La nouvelle mouture du Fonds a pour objectif de mieux venir en aide aux travailleurs touchés par les effets négatifs de la mondialisation en cette période de crise. La réforme proposée vise à en étendre le champ d'application et à en faire un instrument plus rapide cadrant avec les principes fondamentaux de solidarité et de justice sociale. Pour concrétiser l'objectif de solidarité envers les travailleurs qui perdent leur emploi, la proposition modifie le règlement FEM (1927/2006) d'une manière qui devrait permettre à davantage de travailleurs licenciés de retourner sur le marché du travail, a rappelé la porte-parole du commissaire Spidla. Les modifications apportées devraient améliorer l'efficacité du FEM en: (1) abaissant le seuil de recevabilité des demandes d'aide par le FEM de 1000 à 500 travailleurs licenciés; (2) élevant la contribution financière de l'UE de 50% à 75% afin de prendre en compte la nature urgente de la contribution (l'autre partie étant payée par les États membres) ; (3) en élargissant temporairement les conditions d'admissibilité à un soutien par le FEM, de sorte à inclure les travailleurs touchés par la crise économique et financière et à ne plus limiter l'aide (comme c'est le cas actuellement) à ceux qui perdent leur emploi en raison de modifications dans la structure du commerce mondial ; (4) en portant la durée de l'aide à 24 mois (alors qu'elle n'est que de 12 mois actuellement) afin de garantir un délai suffisant pour que les mesures de réinsertion professionnelle, en particulier celles en direction des travailleurs les plus vulnérables, soient véritablement efficaces.
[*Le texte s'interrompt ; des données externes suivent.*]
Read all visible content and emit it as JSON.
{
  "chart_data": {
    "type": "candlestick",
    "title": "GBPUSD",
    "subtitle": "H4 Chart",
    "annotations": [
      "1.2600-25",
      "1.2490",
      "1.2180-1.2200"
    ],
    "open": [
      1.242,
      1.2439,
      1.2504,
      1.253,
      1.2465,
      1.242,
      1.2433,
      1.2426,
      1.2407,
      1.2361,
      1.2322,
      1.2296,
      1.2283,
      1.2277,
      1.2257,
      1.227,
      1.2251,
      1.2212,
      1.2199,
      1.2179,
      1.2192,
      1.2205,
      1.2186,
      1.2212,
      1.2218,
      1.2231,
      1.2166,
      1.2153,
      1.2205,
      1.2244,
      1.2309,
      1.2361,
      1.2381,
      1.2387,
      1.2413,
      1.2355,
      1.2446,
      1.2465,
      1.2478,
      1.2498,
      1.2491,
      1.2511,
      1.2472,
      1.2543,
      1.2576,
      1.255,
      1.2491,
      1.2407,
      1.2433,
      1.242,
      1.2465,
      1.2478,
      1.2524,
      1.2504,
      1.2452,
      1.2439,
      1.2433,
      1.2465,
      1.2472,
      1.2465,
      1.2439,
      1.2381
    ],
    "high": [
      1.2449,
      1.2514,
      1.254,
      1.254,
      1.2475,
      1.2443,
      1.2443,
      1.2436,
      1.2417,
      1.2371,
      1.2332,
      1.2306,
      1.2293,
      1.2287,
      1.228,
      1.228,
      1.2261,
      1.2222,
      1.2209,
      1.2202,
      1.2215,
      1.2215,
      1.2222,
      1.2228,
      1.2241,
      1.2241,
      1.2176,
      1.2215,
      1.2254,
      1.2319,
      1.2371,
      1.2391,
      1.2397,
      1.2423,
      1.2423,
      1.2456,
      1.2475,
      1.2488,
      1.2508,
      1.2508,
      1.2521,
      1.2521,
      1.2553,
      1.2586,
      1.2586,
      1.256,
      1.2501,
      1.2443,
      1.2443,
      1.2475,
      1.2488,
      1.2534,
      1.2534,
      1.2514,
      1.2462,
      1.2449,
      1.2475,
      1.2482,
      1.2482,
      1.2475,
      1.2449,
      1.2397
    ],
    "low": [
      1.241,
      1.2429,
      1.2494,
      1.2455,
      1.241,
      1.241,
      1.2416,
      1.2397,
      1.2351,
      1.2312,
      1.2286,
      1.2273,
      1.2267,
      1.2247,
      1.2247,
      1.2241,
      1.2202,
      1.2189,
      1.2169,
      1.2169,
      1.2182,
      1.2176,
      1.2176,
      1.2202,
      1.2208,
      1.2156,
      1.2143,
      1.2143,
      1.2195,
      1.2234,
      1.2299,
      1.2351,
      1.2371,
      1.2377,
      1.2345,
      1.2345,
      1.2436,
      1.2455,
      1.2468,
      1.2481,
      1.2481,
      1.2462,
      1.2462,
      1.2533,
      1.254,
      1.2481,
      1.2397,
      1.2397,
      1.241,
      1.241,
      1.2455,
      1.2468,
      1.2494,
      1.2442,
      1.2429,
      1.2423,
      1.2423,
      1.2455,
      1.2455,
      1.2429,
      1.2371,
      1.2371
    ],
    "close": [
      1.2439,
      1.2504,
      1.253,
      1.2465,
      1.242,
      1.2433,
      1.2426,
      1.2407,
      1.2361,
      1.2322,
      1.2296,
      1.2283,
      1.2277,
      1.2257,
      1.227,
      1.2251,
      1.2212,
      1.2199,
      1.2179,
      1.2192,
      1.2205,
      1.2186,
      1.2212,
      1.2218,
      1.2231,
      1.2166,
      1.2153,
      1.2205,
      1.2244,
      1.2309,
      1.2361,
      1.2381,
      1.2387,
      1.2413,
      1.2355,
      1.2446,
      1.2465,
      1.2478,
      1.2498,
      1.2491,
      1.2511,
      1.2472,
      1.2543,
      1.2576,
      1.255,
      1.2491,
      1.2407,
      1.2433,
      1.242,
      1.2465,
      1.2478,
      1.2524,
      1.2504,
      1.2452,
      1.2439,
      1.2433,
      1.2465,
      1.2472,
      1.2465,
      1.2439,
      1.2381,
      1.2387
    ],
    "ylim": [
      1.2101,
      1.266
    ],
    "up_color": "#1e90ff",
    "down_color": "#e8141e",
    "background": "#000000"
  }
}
Y a-t-il une réelle possibilité d'élever la contribution financière de l'UE à 75%, comme le demande la Commission, ou maintiendra-t-on le taux de 50% ?, a demandé un journaliste lors de la conférence de presse finale à Petr Necas. « Mon chiffre préféré en termes de cofinancement par le FEM est 62,4%. Cela n'a aucune logique mais c'est un joli chiffre », a répondu le président du Conseil en poursuivant: « Il y a une minorité de blocage qui estime qu'il faut endiguer l'augmentation des frais. J'estime par ailleurs qu'il faut diminuer le seuil de recevabilité des demandes par le FEM de 1000 à 500 personnes en termes de licenciement ». (G. B.)